Concluído em 2000 para ter um movimento de 1,2 milhão de passageiros, o que deveria suprir a necessidade de pelo menos 10 anos, o terminal já está com sua capacidade ultrapassada há cerca de três anos e deve fechar com um fluxo de passageiros embarcados e desembarcados em torno 1,6 milhão. E a obra que será realizada atenderá uma demanda de apenas 1,5 milhão.

Enquanto o Aeroporto Internacional de São Gonçalo não fica pronto, o jeito vai ser se contentar com algumas medidas que estão sendo tomadas para evitar transtornos.
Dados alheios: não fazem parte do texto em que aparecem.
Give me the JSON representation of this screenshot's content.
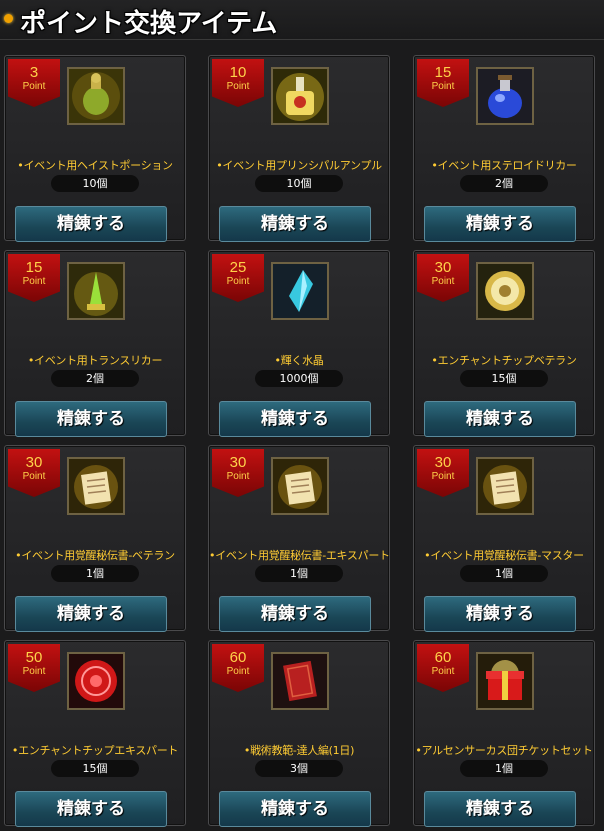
{
  "header": {
    "title": "ポイント交換アイテム"
  },
  "colors": {
    "badge": "#b00c0c",
    "item_name": "#ffcc33",
    "button": "#1f5063",
    "background": "#1b1b1c"
  },
  "items": [
    {
      "points": "3",
      "point_label": "Point",
      "name": "•イベント用ヘイストポーション",
      "qty": "10個",
      "button": "精錬する",
      "icon": "haste-potion-icon"
    },
    {
      "points": "10",
      "point_label": "Point",
      "name": "•イベント用プリンシパルアンプル",
      "qty": "10個",
      "button": "精錬する",
      "icon": "ampoule-icon"
    },
    {
      "points": "15",
      "point_label": "Point",
      "name": "•イベント用ステロイドリカー",
      "qty": "2個",
      "button": "精錬する",
      "icon": "blue-potion-icon"
    },
    {
      "points": "15",
      "point_label": "Point",
      "name": "•イベント用トランスリカー",
      "qty": "2個",
      "button": "精錬する",
      "icon": "trans-liquor-icon"
    },
    {
      "points": "25",
      "point_label": "Point",
      "name": "•輝く水晶",
      "qty": "1000個",
      "button": "精錬する",
      "icon": "crystal-icon"
    },
    {
      "points": "30",
      "point_label": "Point",
      "name": "•エンチャントチップベテラン",
      "qty": "15個",
      "button": "精錬する",
      "icon": "gold-chip-icon"
    },
    {
      "points": "30",
      "point_label": "Point",
      "name": "•イベント用覚醒秘伝書-ベテラン",
      "qty": "1個",
      "button": "精錬する",
      "icon": "scroll-icon"
    },
    {
      "points": "30",
      "point_label": "Point",
      "name": "•イベント用覚醒秘伝書-エキスパート",
      "qty": "1個",
      "button": "精錬する",
      "icon": "scroll-icon"
    },
    {
      "points": "30",
      "point_label": "Point",
      "name": "•イベント用覚醒秘伝書-マスター",
      "qty": "1個",
      "button": "精錬する",
      "icon": "scroll-icon"
    },
    {
      "points": "50",
      "point_label": "Point",
      "name": "•エンチャントチップエキスパート",
      "qty": "15個",
      "button": "精錬する",
      "icon": "red-chip-icon"
    },
    {
      "points": "60",
      "point_label": "Point",
      "name": "•戦術教範-達人編(1日)",
      "qty": "3個",
      "button": "精錬する",
      "icon": "book-icon"
    },
    {
      "points": "60",
      "point_label": "Point",
      "name": "•アルセンサーカス団チケットセット",
      "qty": "1個",
      "button": "精錬する",
      "icon": "gift-box-icon"
    }
  ]
}
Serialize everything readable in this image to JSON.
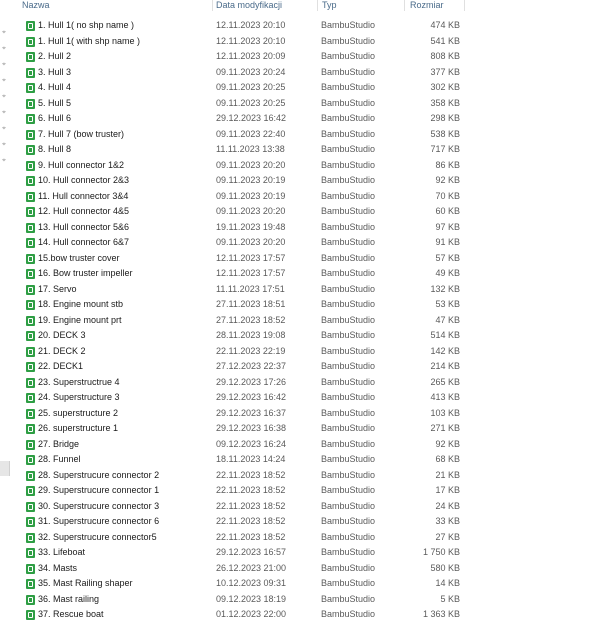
{
  "columns": {
    "name": "Nazwa",
    "date": "Data modyfikacji",
    "type": "Typ",
    "size": "Rozmiar"
  },
  "files": [
    {
      "name": "1. Hull 1( no shp name )",
      "date": "12.11.2023 20:10",
      "type": "BambuStudio",
      "size": "474 KB"
    },
    {
      "name": "1. Hull 1( with shp name )",
      "date": "12.11.2023 20:10",
      "type": "BambuStudio",
      "size": "541 KB"
    },
    {
      "name": "2. Hull 2",
      "date": "12.11.2023 20:09",
      "type": "BambuStudio",
      "size": "808 KB"
    },
    {
      "name": "3. Hull 3",
      "date": "09.11.2023 20:24",
      "type": "BambuStudio",
      "size": "377 KB"
    },
    {
      "name": "4. Hull 4",
      "date": "09.11.2023 20:25",
      "type": "BambuStudio",
      "size": "302 KB"
    },
    {
      "name": "5. Hull 5",
      "date": "09.11.2023 20:25",
      "type": "BambuStudio",
      "size": "358 KB"
    },
    {
      "name": "6. Hull 6",
      "date": "29.12.2023 16:42",
      "type": "BambuStudio",
      "size": "298 KB"
    },
    {
      "name": "7. Hull 7 (bow truster)",
      "date": "09.11.2023 22:40",
      "type": "BambuStudio",
      "size": "538 KB"
    },
    {
      "name": "8. Hull 8",
      "date": "11.11.2023 13:38",
      "type": "BambuStudio",
      "size": "717 KB"
    },
    {
      "name": "9. Hull connector 1&2",
      "date": "09.11.2023 20:20",
      "type": "BambuStudio",
      "size": "86 KB"
    },
    {
      "name": "10. Hull connector 2&3",
      "date": "09.11.2023 20:19",
      "type": "BambuStudio",
      "size": "92 KB"
    },
    {
      "name": "11. Hull connector 3&4",
      "date": "09.11.2023 20:19",
      "type": "BambuStudio",
      "size": "70 KB"
    },
    {
      "name": "12. Hull connector 4&5",
      "date": "09.11.2023 20:20",
      "type": "BambuStudio",
      "size": "60 KB"
    },
    {
      "name": "13. Hull connector 5&6",
      "date": "19.11.2023 19:48",
      "type": "BambuStudio",
      "size": "97 KB"
    },
    {
      "name": "14. Hull connector 6&7",
      "date": "09.11.2023 20:20",
      "type": "BambuStudio",
      "size": "91 KB"
    },
    {
      "name": "15.bow truster cover",
      "date": "12.11.2023 17:57",
      "type": "BambuStudio",
      "size": "57 KB"
    },
    {
      "name": "16. Bow truster impeller",
      "date": "12.11.2023 17:57",
      "type": "BambuStudio",
      "size": "49 KB"
    },
    {
      "name": "17. Servo",
      "date": "11.11.2023 17:51",
      "type": "BambuStudio",
      "size": "132 KB"
    },
    {
      "name": "18. Engine mount stb",
      "date": "27.11.2023 18:51",
      "type": "BambuStudio",
      "size": "53 KB"
    },
    {
      "name": "19. Engine mount prt",
      "date": "27.11.2023 18:52",
      "type": "BambuStudio",
      "size": "47 KB"
    },
    {
      "name": "20. DECK 3",
      "date": "28.11.2023 19:08",
      "type": "BambuStudio",
      "size": "514 KB"
    },
    {
      "name": "21. DECK 2",
      "date": "22.11.2023 22:19",
      "type": "BambuStudio",
      "size": "142 KB"
    },
    {
      "name": "22. DECK1",
      "date": "27.12.2023 22:37",
      "type": "BambuStudio",
      "size": "214 KB"
    },
    {
      "name": "23. Superstructrue 4",
      "date": "29.12.2023 17:26",
      "type": "BambuStudio",
      "size": "265 KB"
    },
    {
      "name": "24. Superstructure 3",
      "date": "29.12.2023 16:42",
      "type": "BambuStudio",
      "size": "413 KB"
    },
    {
      "name": "25. superstructure 2",
      "date": "29.12.2023 16:37",
      "type": "BambuStudio",
      "size": "103 KB"
    },
    {
      "name": "26. superstructure 1",
      "date": "29.12.2023 16:38",
      "type": "BambuStudio",
      "size": "271 KB"
    },
    {
      "name": "27. Bridge",
      "date": "09.12.2023 16:24",
      "type": "BambuStudio",
      "size": "92 KB"
    },
    {
      "name": "28. Funnel",
      "date": "18.11.2023 14:24",
      "type": "BambuStudio",
      "size": "68 KB"
    },
    {
      "name": "28. Superstrucure connector 2",
      "date": "22.11.2023 18:52",
      "type": "BambuStudio",
      "size": "21 KB"
    },
    {
      "name": "29. Superstrucure connector 1",
      "date": "22.11.2023 18:52",
      "type": "BambuStudio",
      "size": "17 KB"
    },
    {
      "name": "30. Superstrucure connector 3",
      "date": "22.11.2023 18:52",
      "type": "BambuStudio",
      "size": "24 KB"
    },
    {
      "name": "31. Superstrucure connector 6",
      "date": "22.11.2023 18:52",
      "type": "BambuStudio",
      "size": "33 KB"
    },
    {
      "name": "32. Superstrucure connector5",
      "date": "22.11.2023 18:52",
      "type": "BambuStudio",
      "size": "27 KB"
    },
    {
      "name": "33. Lifeboat",
      "date": "29.12.2023 16:57",
      "type": "BambuStudio",
      "size": "1 750 KB"
    },
    {
      "name": "34. Masts",
      "date": "26.12.2023 21:00",
      "type": "BambuStudio",
      "size": "580 KB"
    },
    {
      "name": "35. Mast Railing shaper",
      "date": "10.12.2023 09:31",
      "type": "BambuStudio",
      "size": "14 KB"
    },
    {
      "name": "36. Mast railing",
      "date": "09.12.2023 18:19",
      "type": "BambuStudio",
      "size": "5 KB"
    },
    {
      "name": "37. Rescue boat",
      "date": "01.12.2023 22:00",
      "type": "BambuStudio",
      "size": "1 363 KB"
    }
  ],
  "icon": {
    "file": "bambustudio-file-icon",
    "color": "#2e9e44"
  }
}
A Infraero já está tentando junto ao Ministério da Defesa equacionar os vôos de forma a haver mais espaçamento entre eles – uma vez que atualmente são concentrados no início da tarde e madrugada, ficando os demais horários com o terminal ocioso.

Mesmo que já receba 1,6 milhão de passageiros, se isso ocorrer, explica China, os transtornos serão menores. Questionado sobre uma obra que será feita para uma quantidade menor de passageiros do que já recebe atualmente, ele disse que era uma resposta difícil. Mas enfatiza que o projeto era para ter sido executado há dois anos. Pesa ainda o fato do governo federal não querer investir muito em um terminal, tendo outro em construção em São Gonçalo.



Conta ainda como defesa da Infraero o fato do crescimento vertiginoso do fluxo de passageiros. Em 2000, quando foi concluído, o aeroporto de Parnamirim teve um movimento de 913.898 passageiros. A capacidade de 1,2 milhão foi ultrapassada em 2005 – na metade do tempo previsto – quando atingiu 1.299.144 passageiros. No ano passado o movimento chegou a 1.393.161 e até novembro passado, já foram registrados os embarques e desembarques de 1.425.973 pessoas.

A ampliação
A licitação para a obra deve aconteceu no início do primeiro semestre de 2008 – era para ter saído em julho deste ano. “Houve atraso devido a adequações nas planilhas do processo licitatório”, explicou o superintendente. O valor previsto para essa ampliação é de R$ 6,5 milhões.



Mesmo assim, ele garante que, pelo menos, uma etapa da reforma, ficará pronta na alta estação 2008/2009. Serão contempladas as áreas mais críticas, como setor de check-in, ganhando mais um setor, e sala de desembarque doméstico – que terá mais uma sala.




Junto com a obra, o terminal deverá ganhar um novo sistema de refrigeração – o atual não atende a demanda e vive quebrando. Os recursos já estão assegurados, garante Paulo China, e o aparelho de ar condicionado atual ficará de reserva.

O fluxo
Segundo o superintendente, o aeroporto deve fechar o ano com cerca 1 milhão 620 mil passageiros, algo em torno de 4% acima do verificado em 2006 – até novembro o percentual já estava em 2,36% de crescimento com relação ao mesmo período do ano anterior. Somente em novembro de 2007 registrou-se um aumento de 31,33% no número de passageiros que embarcaram e desembarcaram no Augusto Severo em comparação a novembro de 2006.

Mesmo com a queda de passageiros internacionais, Paulo China observa que o desembarque doméstico está suprindo a situação ocasionada pela queda do dólar, principalmente. Com promoções atrativas das companhias aéreas e uma política de estímulo ao turismo por parte dos governos, disse, a situação foi contornada, tanto que haverá um crescimento com relação ao ano anterior.


São Gonçalo
O aeroporto Intermodal de São Gonçalo, previsto para ser o maior da América Latina, terá, numa primeira etapa, capacidade para receber cerca de 5 milhões de passageiros, chegando ao final a 35 milhões. “nem Guarulhos, que é o maior da América Latina hoje, tem a metade disso”, enfatiza Paulo China.